Merespons situasi ini, Ginanjar menyerukan langkah konkret dari berbagai pemangku kepentingan. Ia menuntut agar Facebook Indonesia segera menutup grup “Fantasi Sedarah” dan akun-akun serupa yang menyebarkan konten menyimpang. Selain itu, ia mendorong Kementerian Komunikasi Digital (Kemenkomdigi) untuk melakukan investigasi digital dan menindak tegas pelaku yang terlibat dalam produksi maupun penyebaran konten tersebut.
Tidak hanya itu, ia juga mengajak lembaga pendidikan, tokoh agama, serta masyarakat sipil untuk aktif membangun kesadaran kolektif melalui edukasi seksual yang berbasis nilai dan literasi digital yang etis. Menurutnya, tanggung jawab ini tidak bisa hanya dibebankan pada negara atau platform digital semata, tetapi menjadi tugas bersama untuk menjaga arah moral di era digital.
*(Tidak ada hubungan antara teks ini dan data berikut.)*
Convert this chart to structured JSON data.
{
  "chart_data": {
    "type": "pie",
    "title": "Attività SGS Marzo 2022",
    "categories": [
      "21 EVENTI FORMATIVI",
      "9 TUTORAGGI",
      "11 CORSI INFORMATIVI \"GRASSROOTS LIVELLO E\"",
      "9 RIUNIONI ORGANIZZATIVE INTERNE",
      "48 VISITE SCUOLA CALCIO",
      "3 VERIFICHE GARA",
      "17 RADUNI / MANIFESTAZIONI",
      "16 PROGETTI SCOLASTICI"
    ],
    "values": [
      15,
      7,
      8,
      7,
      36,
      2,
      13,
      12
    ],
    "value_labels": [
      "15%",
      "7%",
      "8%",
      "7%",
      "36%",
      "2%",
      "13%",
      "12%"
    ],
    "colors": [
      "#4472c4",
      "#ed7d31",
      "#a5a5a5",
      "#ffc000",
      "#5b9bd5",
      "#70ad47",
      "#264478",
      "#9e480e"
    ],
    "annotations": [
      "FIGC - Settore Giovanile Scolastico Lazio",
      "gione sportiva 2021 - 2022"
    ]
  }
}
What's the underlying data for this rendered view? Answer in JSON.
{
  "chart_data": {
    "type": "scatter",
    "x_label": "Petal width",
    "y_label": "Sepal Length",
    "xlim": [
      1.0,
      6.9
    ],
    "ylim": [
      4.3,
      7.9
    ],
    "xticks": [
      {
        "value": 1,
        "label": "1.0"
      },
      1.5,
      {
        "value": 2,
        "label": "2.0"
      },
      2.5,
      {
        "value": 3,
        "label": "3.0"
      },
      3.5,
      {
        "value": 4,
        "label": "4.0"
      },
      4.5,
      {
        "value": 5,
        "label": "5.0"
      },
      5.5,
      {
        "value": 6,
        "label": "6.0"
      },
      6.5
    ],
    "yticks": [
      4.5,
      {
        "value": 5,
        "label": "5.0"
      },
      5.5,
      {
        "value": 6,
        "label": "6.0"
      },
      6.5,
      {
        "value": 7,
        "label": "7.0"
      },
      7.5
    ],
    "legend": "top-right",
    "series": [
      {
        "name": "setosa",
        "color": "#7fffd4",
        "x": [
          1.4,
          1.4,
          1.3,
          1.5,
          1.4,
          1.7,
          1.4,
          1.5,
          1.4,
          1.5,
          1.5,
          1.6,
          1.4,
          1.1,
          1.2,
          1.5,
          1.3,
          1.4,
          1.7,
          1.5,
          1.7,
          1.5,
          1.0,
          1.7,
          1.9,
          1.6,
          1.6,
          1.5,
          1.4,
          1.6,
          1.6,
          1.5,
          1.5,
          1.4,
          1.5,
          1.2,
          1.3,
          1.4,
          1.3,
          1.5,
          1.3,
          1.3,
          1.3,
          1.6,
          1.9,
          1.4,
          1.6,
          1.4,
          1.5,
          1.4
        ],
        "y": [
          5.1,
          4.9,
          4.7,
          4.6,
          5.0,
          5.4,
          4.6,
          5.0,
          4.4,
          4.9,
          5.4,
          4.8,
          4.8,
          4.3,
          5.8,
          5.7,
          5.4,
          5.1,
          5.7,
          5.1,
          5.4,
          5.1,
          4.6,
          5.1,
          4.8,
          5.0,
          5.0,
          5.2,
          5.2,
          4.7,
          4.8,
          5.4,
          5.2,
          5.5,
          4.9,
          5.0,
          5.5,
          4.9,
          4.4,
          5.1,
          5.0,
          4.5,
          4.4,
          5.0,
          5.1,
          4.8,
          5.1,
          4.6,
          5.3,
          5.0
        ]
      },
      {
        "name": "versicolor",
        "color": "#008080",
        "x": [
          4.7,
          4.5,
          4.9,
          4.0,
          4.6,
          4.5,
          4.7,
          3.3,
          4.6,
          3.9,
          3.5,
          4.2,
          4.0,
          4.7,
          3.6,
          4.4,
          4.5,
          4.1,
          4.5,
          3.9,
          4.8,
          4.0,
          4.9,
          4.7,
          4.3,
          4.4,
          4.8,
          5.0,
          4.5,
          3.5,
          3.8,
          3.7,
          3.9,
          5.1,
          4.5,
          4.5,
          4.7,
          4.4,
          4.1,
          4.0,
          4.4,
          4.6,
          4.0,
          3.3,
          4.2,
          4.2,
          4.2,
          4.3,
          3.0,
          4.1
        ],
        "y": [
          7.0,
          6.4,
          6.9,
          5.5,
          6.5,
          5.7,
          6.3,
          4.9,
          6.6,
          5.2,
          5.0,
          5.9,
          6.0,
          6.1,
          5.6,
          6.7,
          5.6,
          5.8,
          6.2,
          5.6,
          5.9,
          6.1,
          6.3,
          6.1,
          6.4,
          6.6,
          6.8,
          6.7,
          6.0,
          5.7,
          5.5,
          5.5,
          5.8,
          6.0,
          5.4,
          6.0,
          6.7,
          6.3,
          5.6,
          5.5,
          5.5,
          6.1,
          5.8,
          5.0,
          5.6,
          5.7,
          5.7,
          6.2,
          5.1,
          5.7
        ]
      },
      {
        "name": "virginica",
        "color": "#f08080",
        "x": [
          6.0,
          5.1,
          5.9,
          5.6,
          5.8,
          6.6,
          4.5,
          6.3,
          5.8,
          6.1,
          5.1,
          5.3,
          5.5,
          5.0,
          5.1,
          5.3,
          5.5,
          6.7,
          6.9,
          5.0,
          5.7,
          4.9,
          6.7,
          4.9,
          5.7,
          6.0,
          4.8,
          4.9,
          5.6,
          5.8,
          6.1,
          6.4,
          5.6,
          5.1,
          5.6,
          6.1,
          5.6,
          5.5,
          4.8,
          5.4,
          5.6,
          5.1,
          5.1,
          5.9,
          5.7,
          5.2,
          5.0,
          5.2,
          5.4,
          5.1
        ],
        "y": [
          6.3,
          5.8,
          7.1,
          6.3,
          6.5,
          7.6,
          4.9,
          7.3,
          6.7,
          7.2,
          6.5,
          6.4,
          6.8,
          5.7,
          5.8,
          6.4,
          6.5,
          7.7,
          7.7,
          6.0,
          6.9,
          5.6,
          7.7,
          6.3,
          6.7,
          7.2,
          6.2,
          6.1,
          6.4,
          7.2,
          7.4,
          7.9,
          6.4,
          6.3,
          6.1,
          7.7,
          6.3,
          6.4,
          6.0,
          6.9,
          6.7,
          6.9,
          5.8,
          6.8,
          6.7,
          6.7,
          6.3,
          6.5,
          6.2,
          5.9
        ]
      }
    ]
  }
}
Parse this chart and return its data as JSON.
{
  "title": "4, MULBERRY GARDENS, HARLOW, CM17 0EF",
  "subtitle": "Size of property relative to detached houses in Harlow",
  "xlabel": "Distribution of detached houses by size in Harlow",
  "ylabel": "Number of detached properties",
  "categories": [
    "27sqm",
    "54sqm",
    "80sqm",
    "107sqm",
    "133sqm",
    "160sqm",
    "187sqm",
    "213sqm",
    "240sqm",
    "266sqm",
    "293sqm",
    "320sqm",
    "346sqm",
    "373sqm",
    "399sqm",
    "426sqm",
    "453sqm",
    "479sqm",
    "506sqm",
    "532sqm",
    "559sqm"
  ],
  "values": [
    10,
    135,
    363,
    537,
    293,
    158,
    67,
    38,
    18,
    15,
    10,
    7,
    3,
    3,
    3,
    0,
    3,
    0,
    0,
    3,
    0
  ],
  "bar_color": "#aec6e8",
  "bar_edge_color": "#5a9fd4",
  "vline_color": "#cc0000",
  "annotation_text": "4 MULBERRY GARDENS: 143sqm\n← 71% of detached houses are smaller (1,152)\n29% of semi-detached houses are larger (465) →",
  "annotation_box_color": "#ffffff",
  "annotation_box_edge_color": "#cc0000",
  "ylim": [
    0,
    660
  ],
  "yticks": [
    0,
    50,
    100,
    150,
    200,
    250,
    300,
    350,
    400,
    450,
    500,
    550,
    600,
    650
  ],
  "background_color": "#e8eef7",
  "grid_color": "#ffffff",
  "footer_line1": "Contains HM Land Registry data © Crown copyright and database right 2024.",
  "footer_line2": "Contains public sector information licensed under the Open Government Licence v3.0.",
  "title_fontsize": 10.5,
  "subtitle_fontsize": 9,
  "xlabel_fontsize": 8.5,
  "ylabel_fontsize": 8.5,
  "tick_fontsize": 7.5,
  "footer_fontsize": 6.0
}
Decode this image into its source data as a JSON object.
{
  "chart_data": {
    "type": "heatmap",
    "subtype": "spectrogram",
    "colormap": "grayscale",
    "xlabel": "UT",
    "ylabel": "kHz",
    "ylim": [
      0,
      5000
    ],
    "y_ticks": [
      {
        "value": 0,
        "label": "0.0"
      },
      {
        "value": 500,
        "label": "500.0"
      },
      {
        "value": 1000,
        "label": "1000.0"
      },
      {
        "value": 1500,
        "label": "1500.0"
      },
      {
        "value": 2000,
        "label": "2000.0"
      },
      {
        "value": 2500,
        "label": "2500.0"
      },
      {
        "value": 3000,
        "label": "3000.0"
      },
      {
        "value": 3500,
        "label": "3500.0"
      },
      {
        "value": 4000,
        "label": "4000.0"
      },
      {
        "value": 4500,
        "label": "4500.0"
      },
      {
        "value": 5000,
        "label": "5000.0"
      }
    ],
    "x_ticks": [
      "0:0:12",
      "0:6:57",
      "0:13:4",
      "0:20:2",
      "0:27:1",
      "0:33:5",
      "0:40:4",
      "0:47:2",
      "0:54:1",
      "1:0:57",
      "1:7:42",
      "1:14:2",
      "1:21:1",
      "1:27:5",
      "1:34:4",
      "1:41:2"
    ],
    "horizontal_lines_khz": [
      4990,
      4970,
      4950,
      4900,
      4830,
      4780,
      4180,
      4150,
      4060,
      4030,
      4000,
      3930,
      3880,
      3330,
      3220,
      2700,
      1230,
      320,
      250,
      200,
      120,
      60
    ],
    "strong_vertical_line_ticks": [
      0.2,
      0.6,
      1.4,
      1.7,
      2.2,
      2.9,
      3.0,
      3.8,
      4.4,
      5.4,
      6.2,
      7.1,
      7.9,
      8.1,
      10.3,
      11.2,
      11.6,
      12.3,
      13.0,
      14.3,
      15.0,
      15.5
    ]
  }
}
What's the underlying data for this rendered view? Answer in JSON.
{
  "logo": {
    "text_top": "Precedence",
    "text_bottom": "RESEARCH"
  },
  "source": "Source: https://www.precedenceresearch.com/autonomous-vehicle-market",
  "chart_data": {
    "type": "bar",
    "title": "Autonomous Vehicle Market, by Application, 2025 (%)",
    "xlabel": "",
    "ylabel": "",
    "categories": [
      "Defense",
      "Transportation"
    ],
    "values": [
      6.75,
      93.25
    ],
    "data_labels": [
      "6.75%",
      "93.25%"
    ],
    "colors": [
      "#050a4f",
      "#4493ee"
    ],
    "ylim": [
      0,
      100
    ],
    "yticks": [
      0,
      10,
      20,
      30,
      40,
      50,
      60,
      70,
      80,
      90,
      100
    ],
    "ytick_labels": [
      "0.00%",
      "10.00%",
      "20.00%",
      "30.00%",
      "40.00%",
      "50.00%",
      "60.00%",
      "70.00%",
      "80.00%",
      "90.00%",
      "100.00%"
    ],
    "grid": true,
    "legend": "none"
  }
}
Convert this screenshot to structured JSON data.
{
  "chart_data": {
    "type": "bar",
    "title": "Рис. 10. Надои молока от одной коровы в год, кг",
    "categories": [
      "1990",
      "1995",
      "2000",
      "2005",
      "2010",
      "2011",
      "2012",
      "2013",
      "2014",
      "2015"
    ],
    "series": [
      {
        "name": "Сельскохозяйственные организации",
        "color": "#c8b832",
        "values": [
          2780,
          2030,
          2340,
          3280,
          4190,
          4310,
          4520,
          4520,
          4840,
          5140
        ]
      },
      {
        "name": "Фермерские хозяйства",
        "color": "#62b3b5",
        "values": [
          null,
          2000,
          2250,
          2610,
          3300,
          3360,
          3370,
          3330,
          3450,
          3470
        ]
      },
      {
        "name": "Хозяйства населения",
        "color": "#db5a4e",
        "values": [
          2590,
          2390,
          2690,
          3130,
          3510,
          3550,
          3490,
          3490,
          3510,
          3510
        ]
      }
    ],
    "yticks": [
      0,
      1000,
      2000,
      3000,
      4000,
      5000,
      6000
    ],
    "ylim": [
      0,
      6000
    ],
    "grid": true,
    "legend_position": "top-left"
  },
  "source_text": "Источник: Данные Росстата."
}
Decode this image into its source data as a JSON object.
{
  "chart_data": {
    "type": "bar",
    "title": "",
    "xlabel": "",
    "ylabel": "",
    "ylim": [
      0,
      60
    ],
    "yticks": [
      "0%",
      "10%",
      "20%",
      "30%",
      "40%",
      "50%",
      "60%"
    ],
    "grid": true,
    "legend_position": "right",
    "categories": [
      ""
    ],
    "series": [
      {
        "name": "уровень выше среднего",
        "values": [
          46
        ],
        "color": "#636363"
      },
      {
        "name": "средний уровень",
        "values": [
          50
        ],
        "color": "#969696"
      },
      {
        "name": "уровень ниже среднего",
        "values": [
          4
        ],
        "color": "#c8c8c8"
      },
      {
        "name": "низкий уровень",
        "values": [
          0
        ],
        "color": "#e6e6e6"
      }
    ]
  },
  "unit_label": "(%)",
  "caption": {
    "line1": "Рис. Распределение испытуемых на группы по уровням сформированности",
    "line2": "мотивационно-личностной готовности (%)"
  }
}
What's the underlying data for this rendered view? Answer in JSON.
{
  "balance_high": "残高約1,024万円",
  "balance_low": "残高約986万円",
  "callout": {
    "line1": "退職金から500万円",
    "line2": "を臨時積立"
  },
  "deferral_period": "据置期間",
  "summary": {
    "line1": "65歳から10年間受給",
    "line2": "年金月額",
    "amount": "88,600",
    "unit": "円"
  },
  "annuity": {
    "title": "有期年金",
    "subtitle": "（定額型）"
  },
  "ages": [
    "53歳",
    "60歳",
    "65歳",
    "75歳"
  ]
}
Ginanjar menegaskan bahwa fenomena ini bukan sekadar soal satu grup Facebook, melainkan sinyal keras bahwa ruang digital kita sedang mengalami krisis nilai. Jika dibiarkan tanpa intervensi, penyimpangan bukan hanya akan dinormalisasi, tetapi juga diwariskan lintas generasi. Hal ini menjadi tantangan besar bagi bangsa dalam menjaga moralitas publik di tengah perkembangan teknologi.
“Tugas kita bukan sekadar melawan grupnya, tapi membentengi masyarakat dari ideologi menyimpang yang menggerogoti dari dalam,” pungkasnya. Pernyataan ini menjadi penutup sekaligus peringatan bahwa perjuangan menjaga etika digital tidak boleh berhenti hanya pada satu kasus, tetapi harus menjadi gerakan berkelanjutan demi masa depan yang sehat dan beradab.